A farmer-poet, in his column in 
the Catholic Times, was invited to give a talk to a group of women 
involved in social work. He started by asking them a number of 
questions: Are your parents important
 to you or their property? Is your husband important to you or his 
job? He asked 
them to put their hands on their hearts, and after serious thought 
give honest answers to themselves.
He
 looked at their faces 
intently and thought they were having a hard time deciding. He then
 asked another series of questions. Would they exchange their children 
for all the money  in the banks of the country? No matter how lacking in
 talent or the trouble their children caused, they said they would not 
exchange them for 
money. However, when he asked if they would exchange their 
husbands for money, it was then that a smile came
 to the faces of the women. One women said that she would have 
difficulty giving up her child but the husband would not be so 
difficult. With that answer everybody broke out in laughter. The poet 
said that he 
did not find it a laughing matter. To him it seems that we are willing 
to exchange anything and everything for money.
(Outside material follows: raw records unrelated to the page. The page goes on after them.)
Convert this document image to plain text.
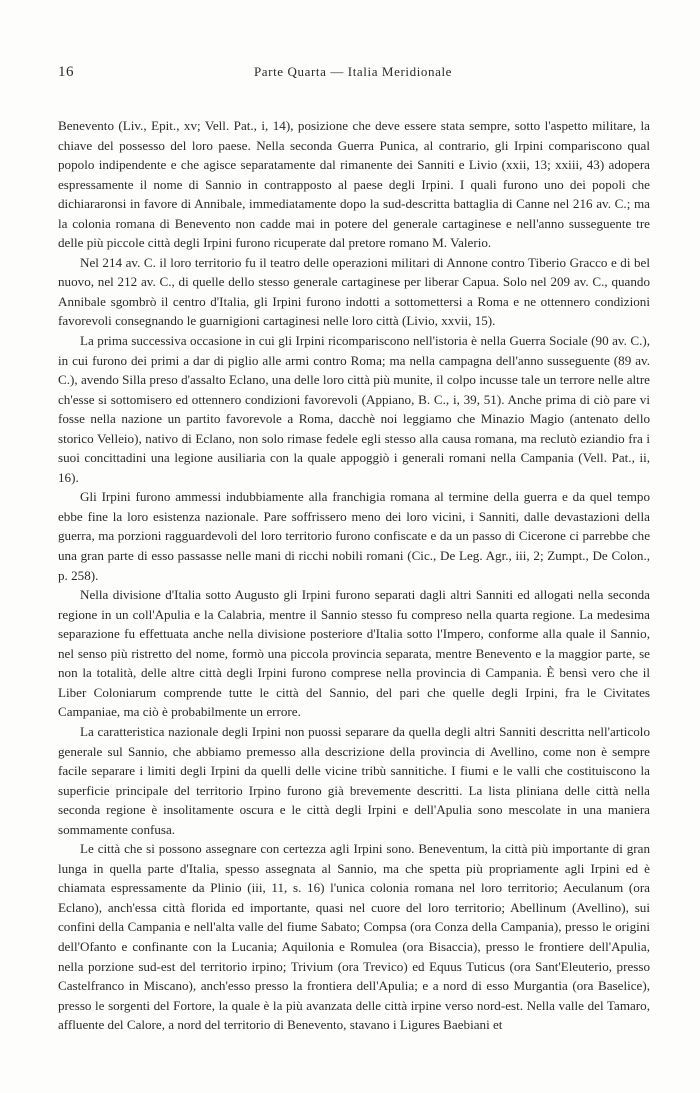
16	Parte Quarta — Italia Meridionale

Benevento (Liv., Epit., xv; Vell. Pat., i, 14), posizione che deve essere stata sempre, sotto l'aspetto militare, la chiave del possesso del loro paese. Nella seconda Guerra Punica, al contrario, gli Irpini compariscono qual popolo indipendente e che agisce separatamente dal rimanente dei Sanniti e Livio (xxii, 13; xxiii, 43) adopera espressamente il nome di Sannio in contrapposto al paese degli Irpini. I quali furono uno dei popoli che dichiararonsi in favore di Annibale, immediatamente dopo la sud-descritta battaglia di Canne nel 216 av. C.; ma la colonia romana di Benevento non cadde mai in potere del generale cartaginese e nell'anno susseguente tre delle più piccole città degli Irpini furono ricuperate dal pretore romano M. Valerio.

Nel 214 av. C. il loro territorio fu il teatro delle operazioni militari di Annone contro Tiberio Gracco e di bel nuovo, nel 212 av. C., di quelle dello stesso generale cartaginese per liberar Capua. Solo nel 209 av. C., quando Annibale sgombrò il centro d'Italia, gli Irpini furono indotti a sottomettersi a Roma e ne ottennero condizioni favorevoli consegnando le guarnigioni cartaginesi nelle loro città (Livio, xxvii, 15).

La prima successiva occasione in cui gli Irpini ricompariscono nell'istoria è nella Guerra Sociale (90 av. C.), in cui furono dei primi a dar di piglio alle armi contro Roma; ma nella campagna dell'anno susseguente (89 av. C.), avendo Silla preso d'assalto Eclano, una delle loro città più munite, il colpo incusse tale un terrore nelle altre ch'esse si sottomisero ed ottennero condizioni favorevoli (Appiano, B. C., i, 39, 51). Anche prima di ciò pare vi fosse nella nazione un partito favorevole a Roma, dacchè noi leggiamo che Minazio Magio (antenato dello storico Velleio), nativo di Eclano, non solo rimase fedele egli stesso alla causa romana, ma reclutò eziandio fra i suoi concittadini una legione ausiliaria con la quale appoggiò i generali romani nella Campania (Vell. Pat., ii, 16).

Gli Irpini furono ammessi indubbiamente alla franchigia romana al termine della guerra e da quel tempo ebbe fine la loro esistenza nazionale. Pare soffrissero meno dei loro vicini, i Sanniti, dalle devastazioni della guerra, ma porzioni ragguardevoli del loro territorio furono confiscate e da un passo di Cicerone ci parrebbe che una gran parte di esso passasse nelle mani di ricchi nobili romani (Cic., De Leg. Agr., iii, 2; Zumpt., De Colon., p. 258).

Nella divisione d'Italia sotto Augusto gli Irpini furono separati dagli altri Sanniti ed allogati nella seconda regione in un coll'Apulia e la Calabria, mentre il Sannio stesso fu compreso nella quarta regione. La medesima separazione fu effettuata anche nella divisione posteriore d'Italia sotto l'Impero, conforme alla quale il Sannio, nel senso più ristretto del nome, formò una piccola provincia separata, mentre Benevento e la maggior parte, se non la totalità, delle altre città degli Irpini furono comprese nella provincia di Campania. È bensì vero che il Liber Coloniarum comprende tutte le città del Sannio, del pari che quelle degli Irpini, fra le Civitates Campaniae, ma ciò è probabilmente un errore.

La caratteristica nazionale degli Irpini non puossi separare da quella degli altri Sanniti descritta nell'articolo generale sul Sannio, che abbiamo premesso alla descrizione della provincia di Avellino, come non è sempre facile separare i limiti degli Irpini da quelli delle vicine tribù sannitiche. I fiumi e le valli che costituiscono la superficie principale del territorio Irpino furono già brevemente descritti. La lista pliniana delle città nella seconda regione è insolitamente oscura e le città degli Irpini e dell'Apulia sono mescolate in una maniera sommamente confusa.

Le città che si possono assegnare con certezza agli Irpini sono. Beneventum, la città più importante di gran lunga in quella parte d'Italia, spesso assegnata al Sannio, ma che spetta più propriamente agli Irpini ed è chiamata espressamente da Plinio (iii, 11, s. 16) l'unica colonia romana nel loro territorio; Aeculanum (ora Eclano), anch'essa città florida ed importante, quasi nel cuore del loro territorio; Abellinum (Avellino), sui confini della Campania e nell'alta valle del fiume Sabato; Compsa (ora Conza della Campania), presso le origini dell'Ofanto e confinante con la Lucania; Aquilonia e Romulea (ora Bisaccia), presso le frontiere dell'Apulia, nella porzione sud-est del territorio irpino; Trivium (ora Trevico) ed Equus Tuticus (ora Sant'Eleuterio, presso Castelfranco in Miscano), anch'esso presso la frontiera dell'Apulia; e a nord di esso Murgantia (ora Baselice), presso le sorgenti del Fortore, la quale è la più avanzata delle città irpine verso nord-est. Nella valle del Tamaro, affluente del Calore, a nord del territorio di Benevento, stavano i Ligures Baebiani et
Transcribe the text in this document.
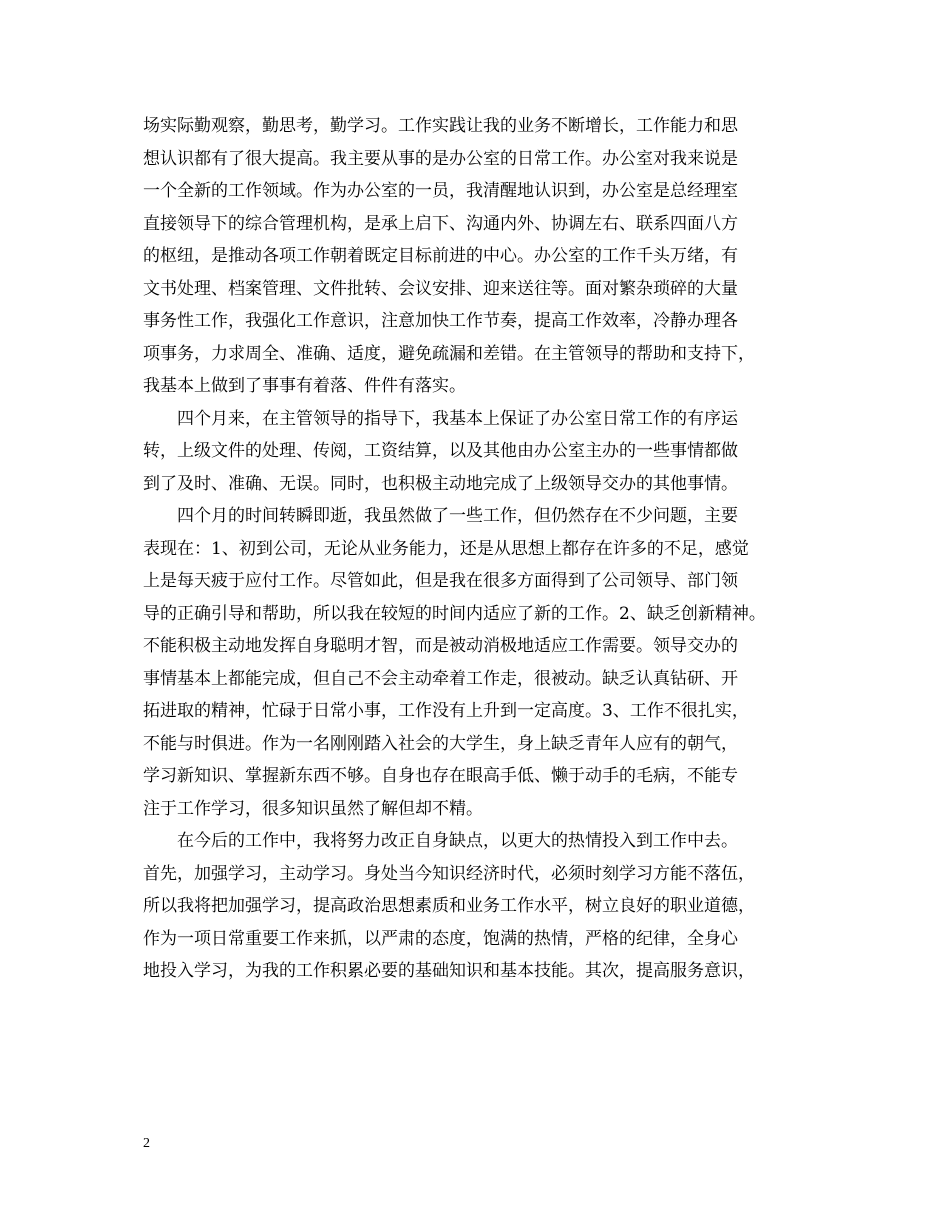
场实际勤观察，勤思考，勤学习。工作实践让我的业务不断增长，工作能力和思
想认识都有了很大提高。我主要从事的是办公室的日常工作。办公室对我来说是
一个全新的工作领域。作为办公室的一员，我清醒地认识到，办公室是总经理室
直接领导下的综合管理机构，是承上启下、沟通内外、协调左右、联系四面八方
的枢纽，是推动各项工作朝着既定目标前进的中心。办公室的工作千头万绪，有
文书处理、档案管理、文件批转、会议安排、迎来送往等。面对繁杂琐碎的大量
事务性工作，我强化工作意识，注意加快工作节奏，提高工作效率，冷静办理各
项事务，力求周全、准确、适度，避免疏漏和差错。在主管领导的帮助和支持下，
我基本上做到了事事有着落、件件有落实。
四个月来，在主管领导的指导下，我基本上保证了办公室日常工作的有序运
转，上级文件的处理、传阅，工资结算，以及其他由办公室主办的一些事情都做
到了及时、准确、无误。同时，也积极主动地完成了上级领导交办的其他事情。
四个月的时间转瞬即逝，我虽然做了一些工作，但仍然存在不少问题，主要
表现在：1、初到公司，无论从业务能力，还是从思想上都存在许多的不足，感觉
上是每天疲于应付工作。尽管如此，但是我在很多方面得到了公司领导、部门领
导的正确引导和帮助，所以我在较短的时间内适应了新的工作。2、缺乏创新精神。
不能积极主动地发挥自身聪明才智，而是被动消极地适应工作需要。领导交办的
事情基本上都能完成，但自己不会主动牵着工作走，很被动。缺乏认真钻研、开
拓进取的精神，忙碌于日常小事，工作没有上升到一定高度。3、工作不很扎实，
不能与时俱进。作为一名刚刚踏入社会的大学生，身上缺乏青年人应有的朝气，
学习新知识、掌握新东西不够。自身也存在眼高手低、懒于动手的毛病，不能专
注于工作学习，很多知识虽然了解但却不精。
在今后的工作中，我将努力改正自身缺点，以更大的热情投入到工作中去。
首先，加强学习，主动学习。身处当今知识经济时代，必须时刻学习方能不落伍，
所以我将把加强学习，提高政治思想素质和业务工作水平，树立良好的职业道德，
作为一项日常重要工作来抓，以严肃的态度，饱满的热情，严格的纪律，全身心
地投入学习，为我的工作积累必要的基础知识和基本技能。其次，提高服务意识，
2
He then asked another question. Let us suppose, he said, that you  
were again a young women and ready to marry, would you be willing to go 
to the country and marry a poor farmer?  Would you be willing to marry a young, single farmer who was kind, honest
 and devoted? He asked those who would be willing to raise their  hands.  Of 
the 100 or so women present no one raised their hands.
The 
 farmer was not able to laugh. If there had been one person willing to 
marry that farmer, he said he probably would have managed to laugh. On 
his way home that evening he 
reflected on whether our journey was for life or for death. Isn't the 
journey in life, for most of us, a journey in search of money and 
comfort? he asked himself.
The
 fact is that the young men on the farms are not finding it  easy to 
find Korean  girls who are willing to spend their lives on the 
farms. Women are well educated and are able to find lucrative jobs in 
the city. Spending their lives on the farms is not an 
attractive option for many of the young women of today.
New
 rules require that foreign brides have to have basic Korean 
language skills to obtain a resident visa. This will make the  
possibility of finding foreign brides for farmers much harder. In 2012,
 20,637 of Korean men married to foreign women 6,586 were 
Vietnamese; the second most popular brides, after the Chinese. 
It is well-known that the inability to communicate was the primary 
reason for the divorces and violence in the
 home. Recent attempts to remedy the situation will no doubt help, but without helping  very much the many farmers of today
 who are looking for brides to live the difficult country life.